Eine von unzähligen weiteren Anekdoten: Als Comrie nach Klagenfurt übersiedelte, erstand er ein altes Waffenrad - genannt „The black panther“. Die Stadt und die Umgebung erkundete er radelnd - egal ob es stürmte, egal ob es schneite. Bekannte Gesichter grüßte er schon aus der Distanz, mit einem permanenten, unverkennbaren Lächeln. Und die Fans ließ er via Instagram an seinen Abenteuern und Ausflügen teilhaben.

Eine Kleine-Zeitung-Story über diesen Rotjacken-Freigeist wäre vor dem Play-off 2019 geplant gewesen. Unmittelbar nach dem Training zeigte er sich in Plauderlaune, erzählte über seine Kindheit, das Verhältnis zu seinen Eltern, was ihn inspiriert und was er halt so vom Leben hält. Wie immer sparte er nicht mit Wörtern wie „smooth“ oder „easy“. Man vereinbarte einen Drehtermin für ein Feature-Video, also eine Hintergrundgeschichte. Alles perfekt, alle freuten sich.
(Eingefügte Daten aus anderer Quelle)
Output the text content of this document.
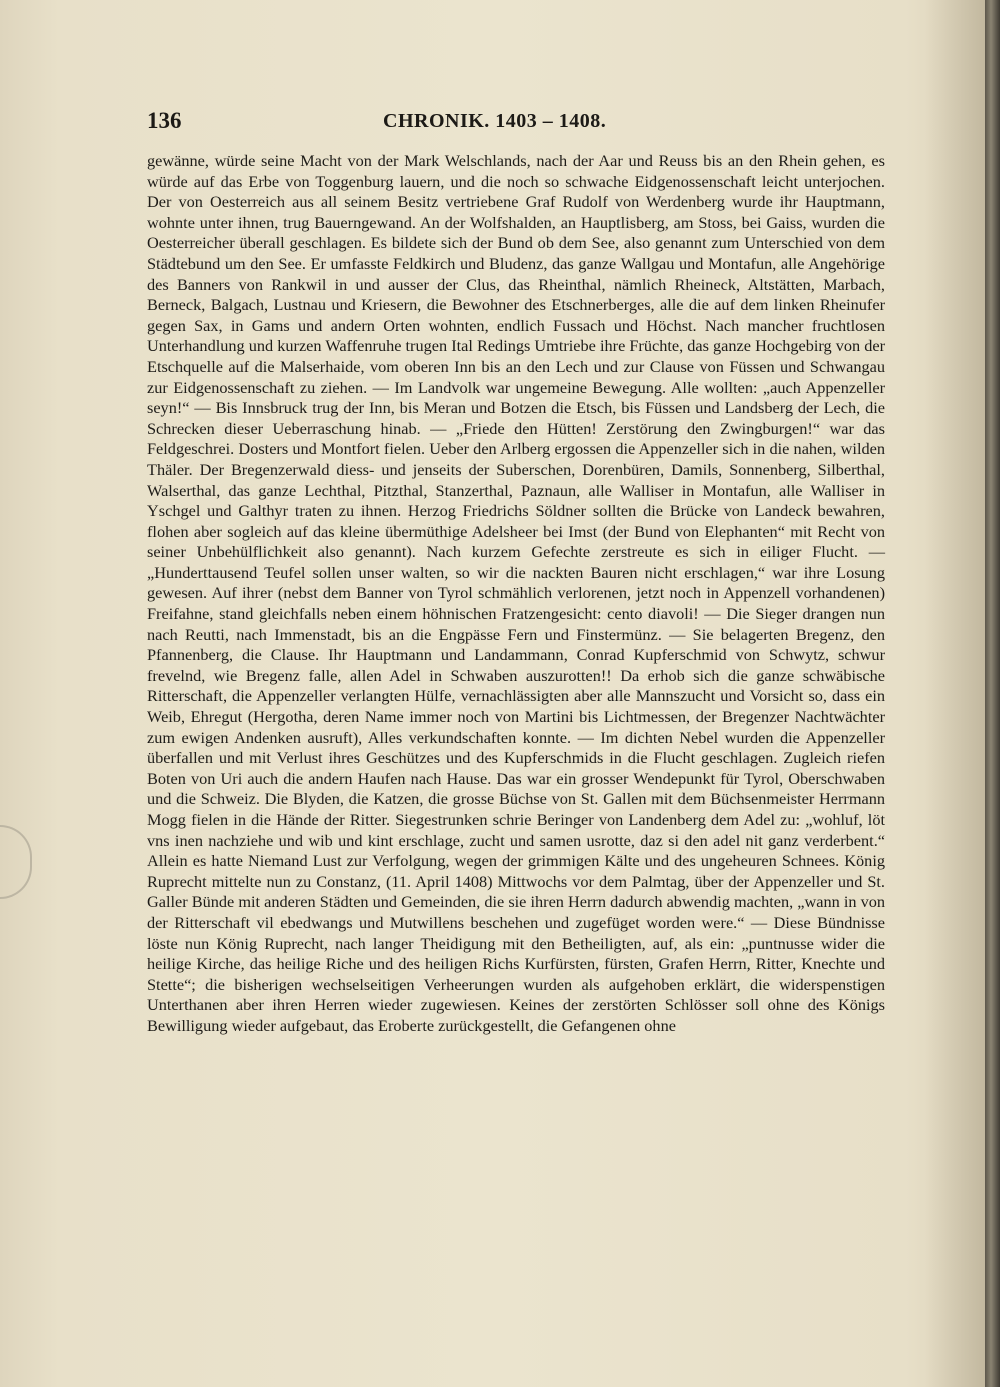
136	CHRONIK. 1403 – 1408.

gewänne, würde seine Macht von der Mark Welschlands, nach der Aar und Reuss bis an den Rhein gehen, es würde auf das Erbe von Toggenburg lauern, und die noch so schwache Eidgenossenschaft leicht unterjochen. Der von Oesterreich aus all seinem Besitz vertriebene Graf Rudolf von Werdenberg wurde ihr Hauptmann, wohnte unter ihnen, trug Bauerngewand. An der Wolfshalden, an Hauptlisberg, am Stoss, bei Gaiss, wurden die Oesterreicher überall geschlagen. Es bildete sich der Bund ob dem See, also genannt zum Unterschied von dem Städtebund um den See. Er umfasste Feldkirch und Bludenz, das ganze Wallgau und Montafun, alle Angehörige des Banners von Rankwil in und ausser der Clus, das Rheinthal, nämlich Rheineck, Altstätten, Marbach, Berneck, Balgach, Lustnau und Kriesern, die Bewohner des Etschnerberges, alle die auf dem linken Rheinufer gegen Sax, in Gams und andern Orten wohnten, endlich Fussach und Höchst. Nach mancher fruchtlosen Unterhandlung und kurzen Waffenruhe trugen Ital Redings Umtriebe ihre Früchte, das ganze Hochgebirg von der Etschquelle auf die Malserhaide, vom oberen Inn bis an den Lech und zur Clause von Füssen und Schwangau zur Eidgenossenschaft zu ziehen. — Im Landvolk war ungemeine Bewegung. Alle wollten: „auch Appenzeller seyn!“ — Bis Innsbruck trug der Inn, bis Meran und Botzen die Etsch, bis Füssen und Landsberg der Lech, die Schrecken dieser Ueberraschung hinab. — „Friede den Hütten! Zerstörung den Zwingburgen!“ war das Feldgeschrei. Dosters und Montfort fielen. Ueber den Arlberg ergossen die Appenzeller sich in die nahen, wilden Thäler. Der Bregenzerwald diess- und jenseits der Suberschen, Dorenbüren, Damils, Sonnenberg, Silberthal, Walserthal, das ganze Lechthal, Pitzthal, Stanzerthal, Paznaun, alle Walliser in Montafun, alle Walliser in Yschgel und Galthyr traten zu ihnen. Herzog Friedrichs Söldner sollten die Brücke von Landeck bewahren, flohen aber sogleich auf das kleine übermüthige Adelsheer bei Imst (der Bund von Elephanten“ mit Recht von seiner Unbehülflichkeit also genannt). Nach kurzem Gefechte zerstreute es sich in eiliger Flucht. — „Hunderttausend Teufel sollen unser walten, so wir die nackten Bauren nicht erschlagen,“ war ihre Losung gewesen. Auf ihrer (nebst dem Banner von Tyrol schmählich verlorenen, jetzt noch in Appenzell vorhandenen) Freifahne, stand gleichfalls neben einem höhnischen Fratzengesicht: cento diavoli! — Die Sieger drangen nun nach Reutti, nach Immenstadt, bis an die Engpässe Fern und Finstermünz. — Sie belagerten Bregenz, den Pfannenberg, die Clause. Ihr Hauptmann und Landammann, Conrad Kupferschmid von Schwytz, schwur frevelnd, wie Bregenz falle, allen Adel in Schwaben auszurotten!! Da erhob sich die ganze schwäbische Ritterschaft, die Appenzeller verlangten Hülfe, vernachlässigten aber alle Mannszucht und Vorsicht so, dass ein Weib, Ehregut (Hergotha, deren Name immer noch von Martini bis Lichtmessen, der Bregenzer Nachtwächter zum ewigen Andenken ausruft), Alles verkundschaften konnte. — Im dichten Nebel wurden die Appenzeller überfallen und mit Verlust ihres Geschützes und des Kupferschmids in die Flucht geschlagen. Zugleich riefen Boten von Uri auch die andern Haufen nach Hause. Das war ein grosser Wendepunkt für Tyrol, Oberschwaben und die Schweiz. Die Blyden, die Katzen, die grosse Büchse von St. Gallen mit dem Büchsenmeister Herrmann Mogg fielen in die Hände der Ritter. Siegestrunken schrie Beringer von Landenberg dem Adel zu: „wohluf, löt vns inen nachziehe und wib und kint erschlage, zucht und samen usrotte, daz si den adel nit ganz verderbent.“ Allein es hatte Niemand Lust zur Verfolgung, wegen der grimmigen Kälte und des ungeheuren Schnees. König Ruprecht mittelte nun zu Constanz, (11. April 1408) Mittwochs vor dem Palmtag, über der Appenzeller und St. Galler Bünde mit anderen Städten und Gemeinden, die sie ihren Herrn dadurch abwendig machten, „wann in von der Ritterschaft vil ebedwangs und Mutwillens beschehen und zugefüget worden were.“ — Diese Bündnisse löste nun König Ruprecht, nach langer Theidigung mit den Betheiligten, auf, als ein: „puntnusse wider die heilige Kirche, das heilige Riche und des heiligen Richs Kurfürsten, fürsten, Grafen Herrn, Ritter, Knechte und Stette“; die bisherigen wechselseitigen Verheerungen wurden als aufgehoben erklärt, die widerspenstigen Unterthanen aber ihren Herren wieder zugewiesen. Keines der zerstörten Schlösser soll ohne des Königs Bewilligung wieder aufgebaut, das Eroberte zurückgestellt, die Gefangenen ohne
Zum besagten Tag kreuzte Comrie allerdings nicht auf, hob nicht am Telefon ab, reagierte nicht auf Nachrichten - kurz gesagt: er war abgetaucht. Selbst die Notfall-Option des KAC, es via Kumpel und Rotjacken-Torjäger Nick Petersen zu versuchen, blieb beim Ergebnis: Comrie war kurzzeitig verschollen - er hatte Besseres zu tun.

Nach dem nächsten Training begegnete man einander wieder in den Katakomben der Klagenfurter Stadthalle. Der Verteidiger tat so, als wäre rein gar nichts passiert, als hätte es nie eine Verabredung gegeben. Er entschuldigte sich auch nicht. Es umgab ihn einfach diese spezielle Aura, die verhinderte, ihm nachtragend zu sein. Was zudem an ihm faszinierte: Comrie war ein Mensch, der in zwei völlig verschiedenen Welten lebte. Dem strengen, disziplinierten Leben des Mannschaftssports einerseits und zum Anderen dem ewigen Streben nach Freiheit in allen Facetten. In einigen Off-Records-Gesprächen kam diese Diskrepanz, die ihn beschäftigte, immer und immer wieder zum Vorschein.

Unlängst verkündete der KAC, dass Comrie keinen neuen Vertrag mehr erhält. Auch das Waffenrad gab es nicht mehr. Vor wenigen Tagen postete er unter seinem Benutzernamen @theronaldralph hingegen auf Instagram Video-Ausschnitte. Comrie ließ die Reifen seines neuen Motorrads qualmen. Auf diesem starb er am 7. August. Und mit ihm ein raumfüllendes Lächeln. Comrie war kein lauter, und dennoch ist es seltsam still. Nicht nur für den KAC wird Adam Comrie immer in Erinnerung bleiben.